Artificial friends in Japan
Max Berghege, PhD research student in the School of Humanities’ Centre for Transnational and Transcultural Research and Sebastian Groes, Professor in English Literature at the University blog about the connections between Japanese and British cultures in the digital age.
“No, not fun, just very different.” This is what the main character of the popular film Lost in Translation (2003), Bob Harris (played by Bill Murray), states about Japan when he’s in Tokyo shooting a commercial for Santori whiskey. When watching the movie today, one cannot help but feel that it is stereotyping and orientalising Japanese culture – even mocking the Japanese pronunciation of English, for instance. It’s a crass, offensive view of an intriguing, complex culture.
Max and I visited Japan for 10 days as part of the UN/REAL project funded by the Daiwa Foundation, looking for connections between Japanese and British cultures in the digital age. We want to understand how transcultural perspectives could create new perspectives on the benefits and problems that hybrid living renders. What can we learn from our experiences?
During the first few days, Japan felt different from the West. The obsession with hygiene is striking for instance: there’s a smoking ban in the streets, no rubbish bins in the pristine street to put away your waste and the high-tech toilets are just mind-boggling – they have a variety of ways to wash your bum and there’s a button for music that masks embarrassing toilet noises. People interact humbly and politely, and they communicate in a quiet and understated manner. To understand Japanese interactions, you have to make an effort to decipher the cultural codes that underpin them. Often it is more about how you say it, with an important role for body language, instead of what you are saying.
Despite its differences, we found more connections between the West and the East. Human beings have universal concerns: they love, cry, laugh, hope and yearn the same everywhere. And today technology seems key to reinforming those universal characteristics.
We had the pleasure of teaching about 50 students at Waseda University in Tokyo, where we discussed how Artificial Intelligence has very rapidly become part of everyday lives. The students were asked what their own robot would look like. How would it speak (neutral, with some emotions in its voice)? Would it have a gender (no, it would not be male or female)? We discussed the purpose of AI support systems: elderly people, for instance, could use help, but the students also noted that disabled people could benefit very well from robots.

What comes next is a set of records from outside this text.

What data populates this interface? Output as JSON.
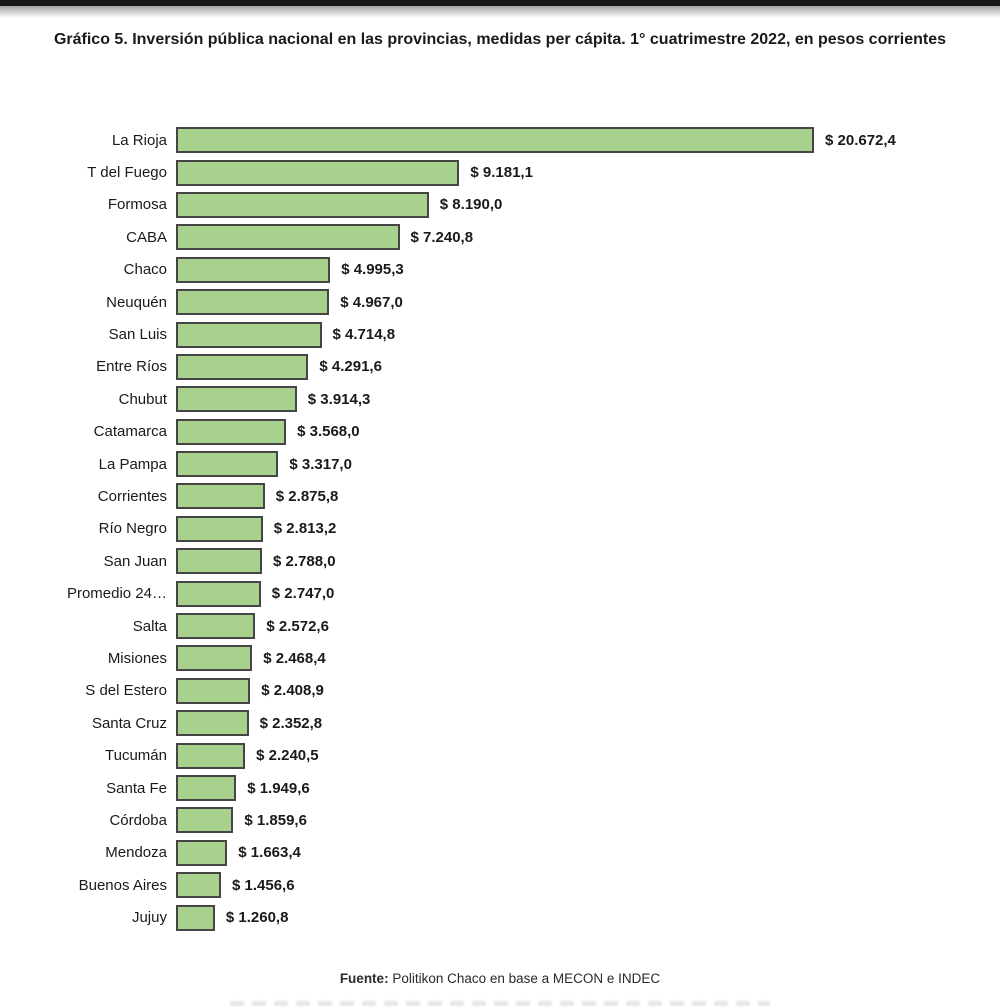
{
  "page": {
    "title": "Gráfico 5. Inversión pública nacional en las provincias, medidas per cápita. 1° cuatrimestre 2022, en pesos corrientes",
    "source_label": "Fuente:",
    "source_text": " Politikon Chaco en base a MECON e INDEC"
  },
  "chart_data": {
    "type": "bar",
    "orientation": "horizontal",
    "title": "Gráfico 5. Inversión pública nacional en las provincias, medidas per cápita. 1° cuatrimestre 2022, en pesos corrientes",
    "xlabel": "",
    "ylabel": "",
    "xlim": [
      0,
      20672.4
    ],
    "grid": false,
    "legend": false,
    "bar_fill_color": "#a9d18e",
    "bar_border_color": "#454545",
    "text_color": "#1a1a1a",
    "categories": [
      "La Rioja",
      "T del Fuego",
      "Formosa",
      "CABA",
      "Chaco",
      "Neuquén",
      "San Luis",
      "Entre Ríos",
      "Chubut",
      "Catamarca",
      "La Pampa",
      "Corrientes",
      "Río Negro",
      "San Juan",
      "Promedio 24…",
      "Salta",
      "Misiones",
      "S del Estero",
      "Santa Cruz",
      "Tucumán",
      "Santa Fe",
      "Córdoba",
      "Mendoza",
      "Buenos Aires",
      "Jujuy"
    ],
    "values": [
      20672.4,
      9181.1,
      8190.0,
      7240.8,
      4995.3,
      4967.0,
      4714.8,
      4291.6,
      3914.3,
      3568.0,
      3317.0,
      2875.8,
      2813.2,
      2788.0,
      2747.0,
      2572.6,
      2468.4,
      2408.9,
      2352.8,
      2240.5,
      1949.6,
      1859.6,
      1663.4,
      1456.6,
      1260.8
    ],
    "value_labels": [
      "$ 20.672,4",
      "$ 9.181,1",
      "$ 8.190,0",
      "$ 7.240,8",
      "$ 4.995,3",
      "$ 4.967,0",
      "$ 4.714,8",
      "$ 4.291,6",
      "$ 3.914,3",
      "$ 3.568,0",
      "$ 3.317,0",
      "$ 2.875,8",
      "$ 2.813,2",
      "$ 2.788,0",
      "$ 2.747,0",
      "$ 2.572,6",
      "$ 2.468,4",
      "$ 2.408,9",
      "$ 2.352,8",
      "$ 2.240,5",
      "$ 1.949,6",
      "$ 1.859,6",
      "$ 1.663,4",
      "$ 1.456,6",
      "$ 1.260,8"
    ],
    "source_note": "Fuente: Politikon Chaco en base a MECON e INDEC"
  }
}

At the University of Tokyo, we discussed Kazuo Ishiguro’s novel Klara and the Sun, a story about a sick girl who has an “Artificial Friend”, an android who mentally and emotionally supports her. Professor Alex Goody (Oxford Brookes University) gave a fascinating keynote on how Klara can be read as a comment on people with autism, and she invited us to consider including different, even non-human perspectives in our understanding of reality. Dr Jerrine Tan (City of Hong Kong University) pointed out that the novel predicts a future of growing social divisions, whereby digital inequality separates the 'haves' from the 'have-nots.'
In the evening, we moved to the LOVOT Museum in Tokyo, where we discussed to role of AI systems in supporting humans. At the “Artificial Friend in Japan” event for the Being Human Festival, the LOVOT’s designer, Kota Nezu, challenged us to imagine that perhaps artificial intelligence is not here to support humans, but that us humans should support robots. Professor Goody continued to talk with Wolverhampton PhD-student Max Berghege and Dr Jerrine Tan about the role of AI in our lives, considering amongst others how the world of tech still has many prejudices against women built into how it operates. This discussion will be continued next week Wednesday at the Artificial Friends event at the Wolverhampton Art Gallery, where writer Kate Pullinger, Dr David Devanny, and ChatBot designer David Burden will talk to me about the ethical ambiguities of AI.
Max and I took a train to Tsuru University, 90 minutes to the northwest of Tokyo, where we attended a performance by the Japanese writer Yoko Tawada as part of the Fujisan Literary Festival. The next day we held a workshop on Klara and the Sun, where 15 Tsuru students gave their perspectives on the novel. It was an illuminating event showing how literature still provides an important space to think about how the world is changing very rapidly. In the afternoon, we went on a cultural trip across the region, though the highlight, Mount Fuji, refused to reveal itself to us – covered in clouds. It was a disappointment.
On our final day, however, the sky was clear and we viewed the majestic mountain. But what we saw wasn’t exactly clear. The top of Fuji seemed to float in the air, surrounded by swirling clouds whilst its fragmented reflection shimmered in the water of the lake below us. The vista seemed a mirage – it was unreal. The real world presented itself to us as a mystery, a conundrum.
We got back on the train to Tokyo, puzzled by what we had experienced, within the back of our minds a quote by Yoshida Kenko, a Japanese writer, and monk, who once said: “The most precious thing in life is its uncertainty.”